Southern Europe is seen as a natural place to produce ‘green hydrogen’, especially from solar power, and Portugal’s Socialist government has signalled its ambitions to make the Atlantic country a major player in a European market. Here Carvalho, of the opposition PSD party, appears to agree.
“We will need a lot of hydrogen for certain industrial sectors. One way is to produce in Iberia and export to northern Europe,” she said. “We cannot keep the Iberian Peninsula as an island, an energy island, because there is a lot of potential. Now in the short to medium term, LNG, but in the future, renewables.”
The signs are that the governments of both Spain and France are warming to the MidCat project. Madrid is pushing for the EU to recognise it as a project of common interest, and Spanish environment minister Teresa Ribera told local media this month that the French government understands that “they have to do it” as the “perception of risks and opportunities” changes with the geopolitical situation. Spanish prime minister Pedro Sanchez’s insistence that the EU must finance the interconnector could be a tougher sell in Brussels, but Carvalho appears to at least partly share this view.

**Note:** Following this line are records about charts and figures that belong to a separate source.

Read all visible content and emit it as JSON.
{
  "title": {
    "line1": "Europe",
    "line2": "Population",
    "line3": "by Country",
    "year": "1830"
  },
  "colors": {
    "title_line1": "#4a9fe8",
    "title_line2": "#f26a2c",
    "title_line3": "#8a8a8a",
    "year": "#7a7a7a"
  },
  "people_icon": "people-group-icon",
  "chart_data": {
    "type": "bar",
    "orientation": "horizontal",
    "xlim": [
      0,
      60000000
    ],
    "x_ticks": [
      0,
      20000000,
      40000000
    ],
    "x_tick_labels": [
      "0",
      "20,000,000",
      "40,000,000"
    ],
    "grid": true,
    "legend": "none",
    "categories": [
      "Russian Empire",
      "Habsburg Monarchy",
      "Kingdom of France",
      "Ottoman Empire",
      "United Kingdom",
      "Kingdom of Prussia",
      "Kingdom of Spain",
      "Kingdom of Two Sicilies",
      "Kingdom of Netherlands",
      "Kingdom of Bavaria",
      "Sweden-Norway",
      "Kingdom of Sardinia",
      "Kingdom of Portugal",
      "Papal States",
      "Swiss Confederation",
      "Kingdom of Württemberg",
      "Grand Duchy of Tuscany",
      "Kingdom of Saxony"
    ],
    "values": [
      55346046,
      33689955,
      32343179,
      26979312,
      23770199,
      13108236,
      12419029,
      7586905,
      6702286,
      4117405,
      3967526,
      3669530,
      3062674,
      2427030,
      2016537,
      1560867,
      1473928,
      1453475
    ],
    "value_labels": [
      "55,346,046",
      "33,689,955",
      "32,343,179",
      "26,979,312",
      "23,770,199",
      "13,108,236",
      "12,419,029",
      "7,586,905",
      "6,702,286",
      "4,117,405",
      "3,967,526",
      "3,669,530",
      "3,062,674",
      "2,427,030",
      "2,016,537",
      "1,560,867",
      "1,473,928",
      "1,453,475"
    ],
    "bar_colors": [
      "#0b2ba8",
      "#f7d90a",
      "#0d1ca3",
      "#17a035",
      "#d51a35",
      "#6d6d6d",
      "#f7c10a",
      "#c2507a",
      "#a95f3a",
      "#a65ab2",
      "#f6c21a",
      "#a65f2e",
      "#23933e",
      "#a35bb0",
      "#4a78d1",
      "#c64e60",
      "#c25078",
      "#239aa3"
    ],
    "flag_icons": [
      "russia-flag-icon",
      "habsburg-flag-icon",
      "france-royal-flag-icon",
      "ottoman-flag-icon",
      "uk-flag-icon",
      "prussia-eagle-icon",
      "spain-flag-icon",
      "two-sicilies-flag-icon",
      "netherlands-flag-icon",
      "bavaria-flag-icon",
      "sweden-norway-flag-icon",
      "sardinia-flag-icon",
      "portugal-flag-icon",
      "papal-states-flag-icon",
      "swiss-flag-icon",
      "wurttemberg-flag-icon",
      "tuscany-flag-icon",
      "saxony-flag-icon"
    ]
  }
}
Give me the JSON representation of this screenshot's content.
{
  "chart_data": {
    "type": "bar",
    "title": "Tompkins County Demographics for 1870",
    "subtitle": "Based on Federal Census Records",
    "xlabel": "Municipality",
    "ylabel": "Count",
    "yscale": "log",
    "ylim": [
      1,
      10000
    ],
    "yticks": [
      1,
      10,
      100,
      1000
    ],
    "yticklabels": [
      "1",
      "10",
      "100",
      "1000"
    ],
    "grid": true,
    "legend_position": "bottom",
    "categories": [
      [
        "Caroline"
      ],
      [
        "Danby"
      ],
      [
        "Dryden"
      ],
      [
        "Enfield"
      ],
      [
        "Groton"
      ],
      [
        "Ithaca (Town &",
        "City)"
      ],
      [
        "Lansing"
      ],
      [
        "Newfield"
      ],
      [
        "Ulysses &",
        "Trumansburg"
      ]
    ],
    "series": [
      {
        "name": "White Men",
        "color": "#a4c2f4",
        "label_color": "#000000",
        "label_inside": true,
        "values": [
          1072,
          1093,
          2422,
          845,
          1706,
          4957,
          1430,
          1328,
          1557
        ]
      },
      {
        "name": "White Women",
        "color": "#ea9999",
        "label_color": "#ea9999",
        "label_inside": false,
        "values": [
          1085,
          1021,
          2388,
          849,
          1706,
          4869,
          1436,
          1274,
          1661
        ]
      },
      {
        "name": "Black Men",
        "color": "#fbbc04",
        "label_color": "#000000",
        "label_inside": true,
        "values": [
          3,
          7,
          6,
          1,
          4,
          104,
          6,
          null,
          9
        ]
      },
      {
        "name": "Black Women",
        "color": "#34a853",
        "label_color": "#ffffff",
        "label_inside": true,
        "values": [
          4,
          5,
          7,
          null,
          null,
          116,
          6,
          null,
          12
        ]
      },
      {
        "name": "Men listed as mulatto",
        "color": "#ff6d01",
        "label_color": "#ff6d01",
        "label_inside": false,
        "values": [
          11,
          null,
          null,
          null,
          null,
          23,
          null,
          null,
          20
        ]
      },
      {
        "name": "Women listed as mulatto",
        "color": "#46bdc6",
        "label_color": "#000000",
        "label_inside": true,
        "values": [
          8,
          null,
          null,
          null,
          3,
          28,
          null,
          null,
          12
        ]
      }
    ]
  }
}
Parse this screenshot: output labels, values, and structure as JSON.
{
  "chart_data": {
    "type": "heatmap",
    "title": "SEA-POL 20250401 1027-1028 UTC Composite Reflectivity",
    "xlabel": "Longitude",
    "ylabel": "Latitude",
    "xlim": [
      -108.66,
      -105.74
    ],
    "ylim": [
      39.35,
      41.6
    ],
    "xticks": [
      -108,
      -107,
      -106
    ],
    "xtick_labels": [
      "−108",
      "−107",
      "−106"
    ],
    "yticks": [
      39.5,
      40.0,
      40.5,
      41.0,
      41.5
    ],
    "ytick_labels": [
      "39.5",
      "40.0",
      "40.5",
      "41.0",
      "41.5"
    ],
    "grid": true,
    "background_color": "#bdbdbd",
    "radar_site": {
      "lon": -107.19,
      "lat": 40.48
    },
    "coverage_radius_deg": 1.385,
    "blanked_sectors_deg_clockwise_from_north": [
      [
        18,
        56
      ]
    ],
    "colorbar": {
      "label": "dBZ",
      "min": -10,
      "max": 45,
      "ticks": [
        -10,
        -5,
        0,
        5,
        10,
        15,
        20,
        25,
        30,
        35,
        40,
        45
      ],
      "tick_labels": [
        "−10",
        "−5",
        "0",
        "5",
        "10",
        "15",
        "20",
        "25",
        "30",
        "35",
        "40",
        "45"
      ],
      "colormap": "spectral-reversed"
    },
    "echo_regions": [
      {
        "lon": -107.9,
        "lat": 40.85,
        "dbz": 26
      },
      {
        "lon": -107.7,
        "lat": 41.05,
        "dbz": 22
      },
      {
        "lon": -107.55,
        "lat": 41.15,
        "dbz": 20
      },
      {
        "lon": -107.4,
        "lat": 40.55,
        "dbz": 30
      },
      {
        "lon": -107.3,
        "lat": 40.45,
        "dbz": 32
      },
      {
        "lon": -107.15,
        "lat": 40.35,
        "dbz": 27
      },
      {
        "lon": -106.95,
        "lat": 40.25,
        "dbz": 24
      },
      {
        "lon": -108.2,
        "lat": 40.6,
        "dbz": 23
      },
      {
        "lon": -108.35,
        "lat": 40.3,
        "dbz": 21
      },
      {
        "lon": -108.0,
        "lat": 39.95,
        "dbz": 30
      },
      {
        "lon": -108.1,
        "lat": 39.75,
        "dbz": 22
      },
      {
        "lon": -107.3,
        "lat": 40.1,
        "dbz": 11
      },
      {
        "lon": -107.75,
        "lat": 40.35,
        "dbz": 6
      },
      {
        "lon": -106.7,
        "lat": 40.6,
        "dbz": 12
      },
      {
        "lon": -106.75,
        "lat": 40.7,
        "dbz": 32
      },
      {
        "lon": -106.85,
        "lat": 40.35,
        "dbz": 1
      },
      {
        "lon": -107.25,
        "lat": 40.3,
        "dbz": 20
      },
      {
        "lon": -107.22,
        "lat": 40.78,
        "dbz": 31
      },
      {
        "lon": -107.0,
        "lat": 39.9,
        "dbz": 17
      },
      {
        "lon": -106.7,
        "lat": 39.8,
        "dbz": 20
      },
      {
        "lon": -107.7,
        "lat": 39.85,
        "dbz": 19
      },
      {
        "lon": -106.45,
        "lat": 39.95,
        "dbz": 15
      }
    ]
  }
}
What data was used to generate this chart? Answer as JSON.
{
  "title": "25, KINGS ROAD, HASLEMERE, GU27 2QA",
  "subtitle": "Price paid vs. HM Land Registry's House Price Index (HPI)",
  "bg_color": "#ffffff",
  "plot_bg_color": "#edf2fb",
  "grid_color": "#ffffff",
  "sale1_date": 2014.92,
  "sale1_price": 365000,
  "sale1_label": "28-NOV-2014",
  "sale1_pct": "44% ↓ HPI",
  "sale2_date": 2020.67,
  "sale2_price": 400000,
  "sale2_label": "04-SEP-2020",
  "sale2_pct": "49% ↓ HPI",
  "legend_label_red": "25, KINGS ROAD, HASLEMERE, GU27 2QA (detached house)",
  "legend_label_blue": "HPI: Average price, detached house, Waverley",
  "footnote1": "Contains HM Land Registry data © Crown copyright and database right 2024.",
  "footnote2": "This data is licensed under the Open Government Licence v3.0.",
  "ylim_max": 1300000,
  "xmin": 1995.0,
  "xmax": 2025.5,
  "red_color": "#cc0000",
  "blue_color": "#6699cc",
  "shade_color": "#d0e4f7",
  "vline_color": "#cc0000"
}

“We need extra funding, and it is not funding that we have available in any of the programmes existing now,” Carvalho says. The EU must come up with a system to enable the financing of interconnectors needed to ensure energy security and the broader energy transition, she argues. “Another Recovery and Resilience plan for energy strategic autonomy, all combined with the European Investment Bank,” she says, referring to the post-covid economic stimulus scheme.
Carvalho wants to see something like this on 18 May, when the Commission is slated to present the REPowerEU proposals. “We want to see concrete measures, and the calendar,” she says. Merely putting MidCat back on the PCI list probably won’t be enough, the MEP adds, suggesting the Commission might come up with some sort of fast-tracking policy and fresh sources of financial support. “It’s not enough to say that we want to have a reduction of a certain percentage by the end of the year – we need to know how to do it.”
As we speak, a debate over the Taxonomy Regulation, which will define what investments qualify as ‘sustainable’ for the purposes of the Green Deal and EU policy more broadly, is ongoing. MEPs, like the EU Council, have just weeks to decide whether or not to veto a delegated act setting out ‘climate screening criteria’ that label some nuclear and gas infrastructure as green.
“I never liked the taxonomy, for the lack of flexibility,” Carvalho says, adding her main criticism is its failure to take a “systemic” view of Europe’s energy complex and its environmental impacts. “In my view, the taxonomy should be improved, but from the beginning,” she says. On the forthcoming vote on the delegated act, however, she plans to toe the party line.
“I think there is room for improvement, but I will follow the discussions and the vote of my political group,” she said. The discussion in the EPP is ongoing.